Accordingly, our primary research question is:
“Among nursing students, how does virtual reality–based education, compared with conventional teaching approaches, affect their clinical performance across various nursing procedures and skills?”
Methods
Design: No single research paradigm was applied in this scoping review. The researchers employed both positivist approaches to describe and explain the assessment methods used, and constructivist approaches to clarify the theoretical frameworks that influenced the choice of assessments (24).
Search strategy: This scoping review was conducted without time restrictions, and the literature search was performed up to the end of 2024. International databases (ERIC, PsycINFO, CINAHL, EMBASE, PubMed, ScienceDirect, Scopus, Web of Science) and national Iranian databases (SID, Magiran) were searched. An example of the search strategy used in some databases is shown in Table 1. Keywords included "smart glass," "virtual clinical education," "nursing student," "performance," "skill," "training," "education," "clinical education," "nurse*," "bachelor of science," "undergraduate," "undergraduate nursing student," and "ability." Boolean operators (AND, OR) were applied. All search results, including titles and abstracts, were imported into EndNote 7 software. Articles in Persian and English that focused on populations other than nursing students were removed.
Table 1. The search strategy in some databases
|
Database |
Search Strategy |
|
PubMed |
(((((("virtual reality*"[Title] AND "performance*"[Title]) OR "practice*"[Title] OR "skill*"[Title] OR "enhance"[Title]) AND "nurs*"[Title/Abstract]) OR "Virtual Clinical Education"[Title/Abstract] OR "Google glass"[Title/Abstract]) AND "student"[Title]) OR "learner"[Title] OR "Outcome learning"[Title]) |
|
Scopus |
(TITLE("Virtual*" OR "Virtual Reality*" OR "VR") AND (TITLE("Performance*" OR "Learner" |
|
Web of Science |
(TI=("performance*" OR "practice*" OR "Outcome") AND TI=("VR" OR "Virtual reality" OR "Virtual reality simulation") AND TI=("Learner" OR "Outcome learning") AND TI=("Nursing student")) |
|
SpringerLink |
("virtual reality" OR "virtual clinical education" OR "augmented reality") AND ("nursing student" |
|
ERIC |
(("virtual reality" OR "online simulation" OR "virtual clinical training") AND ("nursing student" OR "undergraduate nursing") AND ("performance" OR "learning outcomes" OR "skill development")) |
|
PsycINFO |
(("virtual reality" OR "simulation training") AND ("nursing student" OR "healthcare education") AND ("performance" OR "clinical competence" OR "skill acquisition")) |
|
CINAHL |
(("virtual reality" OR "virtual simulation" OR "smart glass") AND ("nursing student" OR "undergraduate nursing") AND ("clinical skill" OR "performance" OR "competency")) |
|
EMBASE |
('virtual reality'/exp OR 'augmented reality'/exp) AND ('nursing student'/exp OR 'nursing education') |
|
SID |
("واقعیت مجازی" OR "آموزش بالینی مجازی") AND ("دانشجوی پرستاری") AND ("عملکرد" OR "مهارت بالینی" OR "توانمندی") |
|
Magiran |
("واقعیت مجازی" OR "آموزش مجازی" OR "شبیهسازی بالینی") AND ("دانشجوی پرستاری") AND ("مهارت بالینی" |
Inclusion and Exclusion Criteria: Original Persian and English studies published in peer-reviewed journals with full-text availability were included. Letters, gray literature, review articles, commentaries, editorials, and conference proceedings were excluded.

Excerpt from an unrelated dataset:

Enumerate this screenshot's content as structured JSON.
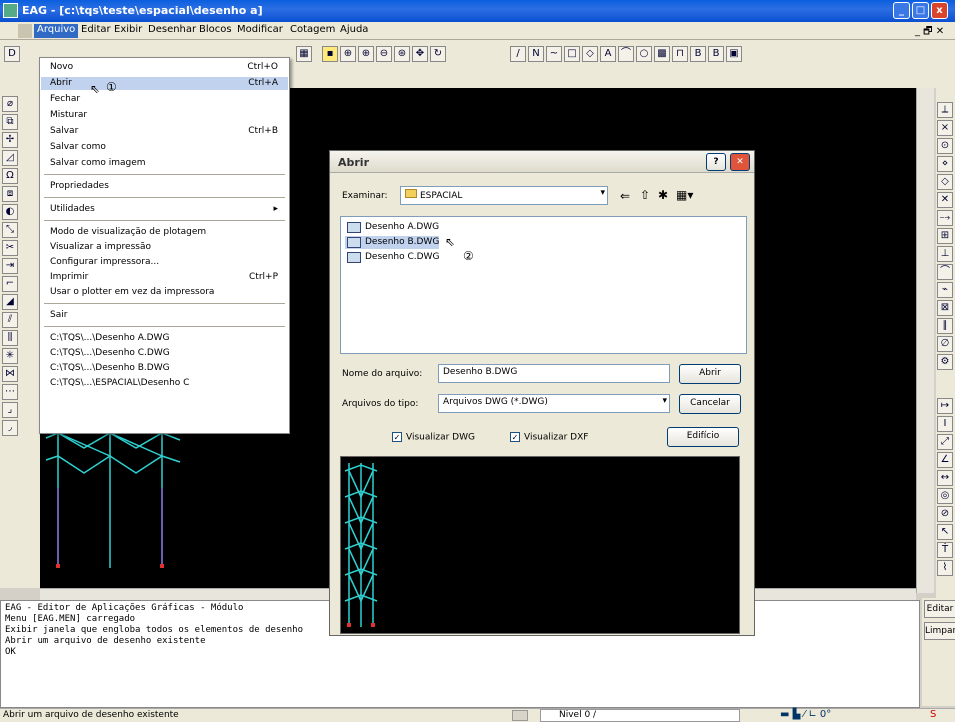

This review evaluated the performance of nursing students without restrictions on the type of skill or clinical specialty.
Search Outcome: Initially, 158 articles were retrieved. After removing duplicates, 124 studies remained for title and abstract screening. If there was ambiguity, the full text was downloaded and evaluated by two authors. Studies that resolved the ambiguity were included, while others were excluded. Ultimately, 19 studies met the inclusion criteria and were assessed using 11 quality indicators developed by Buckley et al. (2009), which evaluated study design, methods, analysis, results, and conclusions. Studies scoring 7 or higher were considered high quality (Table 2). All 19 studies were independently scored by two authors, and discrepancies were resolved through discussion. Thirteen studies scoring below 7 were excluded due to reasons such as lack of ethical considerations, incomplete data on sample attrition, mismatch between objectives and results, or methodological issues (Figure 1).
Data extraction: All authors were involved in extracting and classifying information. The extracted data included author(s)/year of publication, country of origin, study aim, design, sample and study population, data collection methods, and methods of analysis (Table 3).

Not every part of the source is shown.